The YAML DSL routes activities to the right queue with a single field:


- activity:
    name: run_browser_workflow
    task_queue: browser-queue      # Routes to browser workers
    params:
      code: |
        navigate(url="https://portal.example.com")
        extract_table(selector="[name='claimsTable']")

Autoscaling Based on Queue Depth


Because Temporal workers are stateless (they just poll a queue, execute activities, and report results), autoscaling is straightforward. We monitor queue depth per task queue and scale replicas independently:


  • Queue depth increasing on browser-queue? Add browser worker replicas.
  • generic-queue empty? Scale down to minimum replicas.
  • Batch job submitted with 2,000 items? Burst generic workers to handle throughput.

There's no shared state between workers. Any worker on the same queue can pick up any task on the queue they poll. Workers can restart, crash, or scale without affecting in-progress workflows; Temporal retries the activity on another worker automatically.
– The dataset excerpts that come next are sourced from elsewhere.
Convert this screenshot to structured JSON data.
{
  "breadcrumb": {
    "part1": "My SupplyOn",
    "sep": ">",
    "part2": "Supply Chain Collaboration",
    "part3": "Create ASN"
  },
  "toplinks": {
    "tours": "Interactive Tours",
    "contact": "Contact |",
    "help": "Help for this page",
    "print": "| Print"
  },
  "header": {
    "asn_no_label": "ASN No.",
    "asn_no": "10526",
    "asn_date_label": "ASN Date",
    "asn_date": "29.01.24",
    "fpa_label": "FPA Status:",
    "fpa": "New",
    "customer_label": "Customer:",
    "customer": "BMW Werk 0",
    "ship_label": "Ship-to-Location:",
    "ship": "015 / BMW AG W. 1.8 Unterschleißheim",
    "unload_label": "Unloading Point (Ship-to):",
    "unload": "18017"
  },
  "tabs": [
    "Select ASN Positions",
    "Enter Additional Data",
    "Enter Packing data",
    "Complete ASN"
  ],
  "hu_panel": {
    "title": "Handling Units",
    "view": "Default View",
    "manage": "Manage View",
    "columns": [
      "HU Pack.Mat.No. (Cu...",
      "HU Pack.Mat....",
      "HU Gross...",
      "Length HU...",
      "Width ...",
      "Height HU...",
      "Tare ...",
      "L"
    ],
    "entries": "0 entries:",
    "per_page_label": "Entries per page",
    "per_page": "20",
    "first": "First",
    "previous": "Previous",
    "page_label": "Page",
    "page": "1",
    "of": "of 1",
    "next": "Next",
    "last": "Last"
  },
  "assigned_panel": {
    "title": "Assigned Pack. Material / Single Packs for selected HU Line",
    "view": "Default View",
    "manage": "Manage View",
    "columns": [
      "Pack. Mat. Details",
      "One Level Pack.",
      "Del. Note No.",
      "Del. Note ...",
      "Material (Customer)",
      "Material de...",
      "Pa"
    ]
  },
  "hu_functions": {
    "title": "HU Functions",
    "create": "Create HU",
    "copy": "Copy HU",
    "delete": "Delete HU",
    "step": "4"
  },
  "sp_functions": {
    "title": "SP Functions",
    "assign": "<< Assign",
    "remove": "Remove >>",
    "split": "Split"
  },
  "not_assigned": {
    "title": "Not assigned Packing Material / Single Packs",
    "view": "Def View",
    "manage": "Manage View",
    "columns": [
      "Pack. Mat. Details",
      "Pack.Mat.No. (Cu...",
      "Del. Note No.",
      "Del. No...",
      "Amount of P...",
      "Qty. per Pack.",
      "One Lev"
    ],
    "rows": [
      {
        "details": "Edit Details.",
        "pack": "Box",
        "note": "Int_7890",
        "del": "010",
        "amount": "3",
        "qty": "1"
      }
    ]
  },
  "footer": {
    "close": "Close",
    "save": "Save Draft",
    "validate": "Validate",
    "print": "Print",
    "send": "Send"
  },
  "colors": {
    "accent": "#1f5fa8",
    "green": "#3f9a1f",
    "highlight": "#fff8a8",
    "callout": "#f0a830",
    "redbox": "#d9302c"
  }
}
Customer Namespace Isolation


Temporal Cloud's namespace model maps cleanly to our multi-tenant architecture. We run separate namespaces for each environment (dev, staging, prod), and the architecture supports per-customer namespaces for organizations that require strict compute isolation. Their workflows execute on dedicated workers polling a customer-specific queue within their namespace, with no resource contention from other tenants.


Cost Efficiency


The infrastructure story comes together financially:


  • Temporal Cloud: Pay per action (workflow starts, activity completions, signals). No idle costs for workflow state. Predictable, linear scaling.
  • Workers: Standard container orchestration (Docker Compose in dev, Kubernetes in production). Scale to zero when idle. Right-size per queue type.
  • No over-provisioning: Browser workers are expensive (10GB RAM, Chrome licenses), but they only run when browser activities are queued. Generic workers are cheap and plentiful.

The combined result is that we pay proportionally to the work we do, with no fixed infrastructure overhead for idle capacity.
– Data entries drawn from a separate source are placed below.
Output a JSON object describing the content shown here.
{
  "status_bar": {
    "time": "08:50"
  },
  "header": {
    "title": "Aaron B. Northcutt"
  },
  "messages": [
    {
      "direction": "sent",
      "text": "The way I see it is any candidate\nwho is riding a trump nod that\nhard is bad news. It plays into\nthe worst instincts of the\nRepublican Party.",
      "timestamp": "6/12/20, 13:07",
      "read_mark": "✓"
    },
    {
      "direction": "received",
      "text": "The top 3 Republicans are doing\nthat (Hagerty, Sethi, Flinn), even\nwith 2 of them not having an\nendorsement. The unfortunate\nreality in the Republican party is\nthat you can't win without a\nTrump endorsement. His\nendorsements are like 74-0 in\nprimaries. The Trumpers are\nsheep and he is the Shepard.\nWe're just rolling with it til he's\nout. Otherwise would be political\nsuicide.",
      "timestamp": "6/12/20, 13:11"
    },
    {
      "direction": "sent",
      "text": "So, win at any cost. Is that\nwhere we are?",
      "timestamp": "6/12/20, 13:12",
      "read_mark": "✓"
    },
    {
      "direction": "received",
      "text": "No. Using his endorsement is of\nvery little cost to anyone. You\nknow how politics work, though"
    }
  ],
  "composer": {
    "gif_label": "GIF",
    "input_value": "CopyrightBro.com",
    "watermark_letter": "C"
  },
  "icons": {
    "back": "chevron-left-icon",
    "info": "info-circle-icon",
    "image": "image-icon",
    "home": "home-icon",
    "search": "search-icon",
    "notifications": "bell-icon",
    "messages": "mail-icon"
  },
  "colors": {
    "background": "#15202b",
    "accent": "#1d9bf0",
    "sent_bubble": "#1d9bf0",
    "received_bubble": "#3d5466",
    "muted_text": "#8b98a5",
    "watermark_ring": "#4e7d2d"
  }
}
What's Next: Evolving the DSL with Confidence


The question we get most often is: "What happens when you need to change the DSL?" It's the right question, because in healthcare, you can't break workflows that are actively processing claims. One of the things we're most excited about is how Temporal positions us to evolve our DSL without fear of breaking backwards compatibility. Because every WorkflowDefinition captures the YAML definition, the activity set it was built against, and the DSL version it targets, we have full provenance for every workflow in production. When we add new statement types (conditional branching expressions, retry-at-the-DSL-level, or new composition primitives), existing workflows continue to execute against the DSL version they were authored for. New workflows pick up the latest capabilities.
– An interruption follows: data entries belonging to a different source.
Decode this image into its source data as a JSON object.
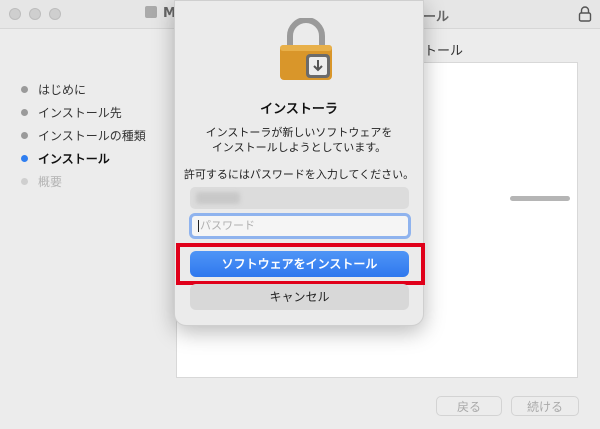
{
  "window": {
    "title_left": "M",
    "title_right": "ール"
  },
  "sidebar": {
    "steps": [
      {
        "label": "はじめに",
        "state": "done"
      },
      {
        "label": "インストール先",
        "state": "done"
      },
      {
        "label": "インストールの種類",
        "state": "done"
      },
      {
        "label": "インストール",
        "state": "active"
      },
      {
        "label": "概要",
        "state": "disabled"
      }
    ]
  },
  "background": {
    "heading": "トール",
    "install_progress": 0.15,
    "back_label": "戻る",
    "continue_label": "続ける"
  },
  "dialog": {
    "title": "インストーラ",
    "message_line1": "インストーラが新しいソフトウェアを",
    "message_line2": "インストールしようとしています。",
    "prompt": "許可するにはパスワードを入力してください。",
    "password_placeholder": "パスワード",
    "install_label": "ソフトウェアをインストール",
    "cancel_label": "キャンセル"
  },
  "colors": {
    "accent": "#2f7ef0",
    "highlight": "#e0001a",
    "lock_gold": "#d9962a"
  }
}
This is a direct consequence of Temporal's architecture. The DSLWorkflow class is versioned code. The activity registry is a known set. The YAML is an immutable artifact. We can ship DSL v2 while v1 workflows are still running in production, and Temporal's deterministic replay guarantees mean in-flight workflows won't break. That kind of safe evolution is incredibly hard to achieve with a bespoke orchestrator, and it's something we get essentially for free from Temporal's execution model.